Il faut dire que bien d’autres réglementations facilitent l’accès des Français au marché du travail canadien. L’accord de mobilité "Vacances Travail", accueille, par exemple, chaque année 7.000 jeunes français de 18 à 35 ans.

Si Quebec truste encore la majorité des expatriations (85 à 90% des résidents permanents, 75 à 80% des résidents temporaires), d’autres provinces ont le vent en poupe : l’Ontario (Toronto, Ottawa), le Nouveau-Brunswick (au sud-est du Quebec) ou encore la Colombie-Britannique (Vancouver).

Quels sont les jobs les plus recherchés ? Ils diffèrent évidemment selon les régions. Mais dans l’ensemble, retenez que les secteurs de la high-tech, de l’hôtellerie, du commerce, du marketing et de l’éducation sont particulièrement demandeurs.

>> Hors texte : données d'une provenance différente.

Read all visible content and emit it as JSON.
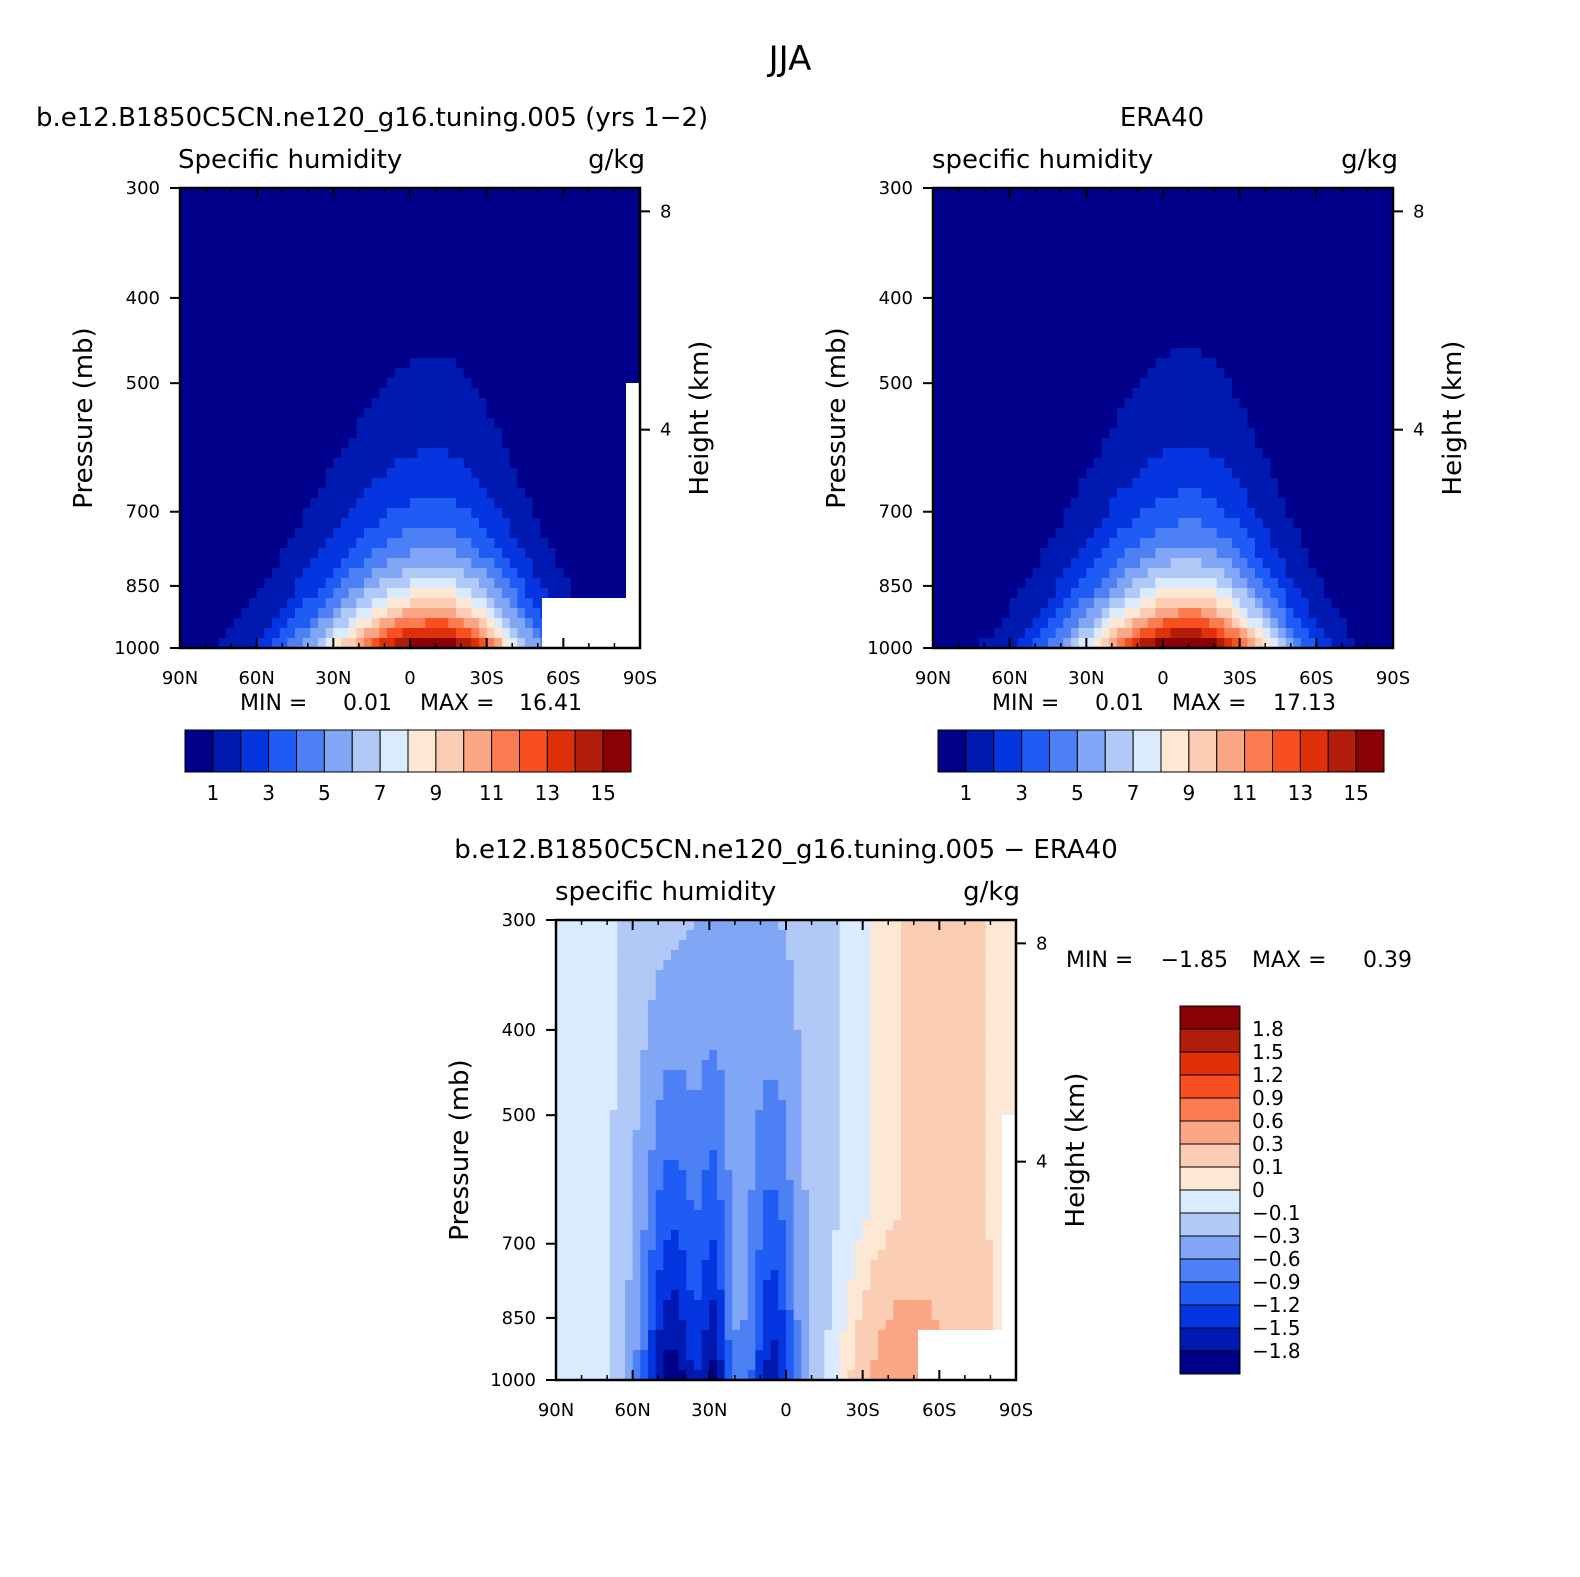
{
  "figure": {
    "main_title": "JJA"
  },
  "chart_data": [
    {
      "type": "contour",
      "title": "b.e12.B1850C5CN.ne120_g16.tuning.005 (yrs 1−2)",
      "left_label": "Specific humidity",
      "right_label": "g/kg",
      "xlabel": "",
      "ylabel": "Pressure (mb)",
      "y2label": "Height (km)",
      "x_ticks": [
        "90N",
        "60N",
        "30N",
        "0",
        "30S",
        "60S",
        "90S"
      ],
      "y_ticks": [
        "300",
        "400",
        "500",
        "700",
        "850",
        "1000"
      ],
      "y2_ticks": [
        "8",
        "4"
      ],
      "min_label": "MIN =",
      "min_value": "0.01",
      "max_label": "MAX =",
      "max_value": "16.41",
      "colorbar_levels": [
        1,
        2,
        3,
        4,
        5,
        6,
        7,
        8,
        9,
        10,
        11,
        12,
        13,
        14,
        15
      ],
      "colorbar_labels": [
        "1",
        "3",
        "5",
        "7",
        "9",
        "11",
        "13",
        "15"
      ],
      "peak_lat": -10,
      "peak_value": 16.41,
      "masked": true
    },
    {
      "type": "contour",
      "title": "ERA40",
      "left_label": "specific humidity",
      "right_label": "g/kg",
      "xlabel": "",
      "ylabel": "Pressure (mb)",
      "y2label": "Height (km)",
      "x_ticks": [
        "90N",
        "60N",
        "30N",
        "0",
        "30S",
        "60S",
        "90S"
      ],
      "y_ticks": [
        "300",
        "400",
        "500",
        "700",
        "850",
        "1000"
      ],
      "y2_ticks": [
        "8",
        "4"
      ],
      "min_label": "MIN =",
      "min_value": "0.01",
      "max_label": "MAX =",
      "max_value": "17.13",
      "colorbar_levels": [
        1,
        2,
        3,
        4,
        5,
        6,
        7,
        8,
        9,
        10,
        11,
        12,
        13,
        14,
        15
      ],
      "colorbar_labels": [
        "1",
        "3",
        "5",
        "7",
        "9",
        "11",
        "13",
        "15"
      ],
      "peak_lat": -10,
      "peak_value": 17.13,
      "masked": false
    },
    {
      "type": "contour",
      "title": "b.e12.B1850C5CN.ne120_g16.tuning.005 − ERA40",
      "left_label": "specific humidity",
      "right_label": "g/kg",
      "xlabel": "",
      "ylabel": "Pressure (mb)",
      "y2label": "Height (km)",
      "x_ticks": [
        "90N",
        "60N",
        "30N",
        "0",
        "30S",
        "60S",
        "90S"
      ],
      "y_ticks": [
        "300",
        "400",
        "500",
        "700",
        "850",
        "1000"
      ],
      "y2_ticks": [
        "8",
        "4"
      ],
      "min_label": "MIN =",
      "min_value": "−1.85",
      "max_label": "MAX =",
      "max_value": "0.39",
      "colorbar_levels": [
        -1.8,
        -1.5,
        -1.2,
        -0.9,
        -0.6,
        -0.3,
        -0.1,
        0,
        0.1,
        0.3,
        0.6,
        0.9,
        1.2,
        1.5,
        1.8
      ],
      "colorbar_labels": [
        "−1.8",
        "−1.5",
        "−1.2",
        "−0.9",
        "−0.6",
        "−0.3",
        "−0.1",
        "0",
        "0.1",
        "0.3",
        "0.6",
        "0.9",
        "1.2",
        "1.5",
        "1.8"
      ],
      "masked": true
    }
  ],
  "palette": [
    "#00008a",
    "#0019b0",
    "#0535e0",
    "#1f5cf5",
    "#4d80f5",
    "#80a6f5",
    "#b0c9f7",
    "#d9ebfc",
    "#fde8d6",
    "#fccdb5",
    "#fba785",
    "#fb7c50",
    "#f74f20",
    "#e0300a",
    "#b21c0a",
    "#8a0005"
  ]
}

Pour avoir une idée plus précise des secteurs qui recrutent et des démarches nécessaires, rendez-vous sur le site Guichet emploi.

L'education... ben oui c'est recherché mais inaccessible!

Le domaine de l'éducation recherche énormément de francophones hors Québec. Que ce soit des aide-élèves, des enseignants, des orthophonistes et autres, on ne sait pas où les recruter car les francophones sont tous concentrés au Québec là où la demande est déjà faible. On a plein de postes non ou mal pourvus.

Enseignants avec permis d'enseigner, orthophonistes membres de l'ordre... bref on ne débarque pas la fleur au fusil et on travail le lendemain.

Surtout que le ''pas mal'' est relatif car avec une moyenne de 4% de francophone hors Québec il faut pas non plus faire croire que les postes sont si nombreux... Et c'est un mensonge de dire francophone car on ne recherche pas des francophones mais des personnes bilingues!

C'est vrai, ceci dit l'inscription à l'ordre des enseignants de l'Ontario est plus une formalité qu'une contrainte, le plus compliqué c'est de contacter l'université française pour qu'elle envoie les relevés de notes à l'ordre.

smaynill :

C'est vrai, ceci dit l'inscription à l'ordre des enseignants de l'Ontario est plus une formalité qu'une contrainte, le plus compliqué c'est de contacter l'université française pour qu'elle envoie les relevés de notes à l'ordre.

Il n'y a pas que l'ontario en dehors du Québec... Et au final on ne veut pas des francophones on veut des bilingues... un unilingue francophone ne fera absolument rien dans le roc!

C'est vrai que pour un même poste si on a un candidat bilingue ou uniquement francophone et à compétences égales, on préferera le bilingue mais la réalité c'est qu'on embauche le 1er candidat qui est qualifié. Parler anglais est surtout utile pour la vie de tous les jours en dehors du travail, dans un conseil scolaire francophone ce n'est pas nécessaire. Pour les ordres professionels, Ontario, Alberta et Colombie Britannique sont simples, les autres je ne sais pas.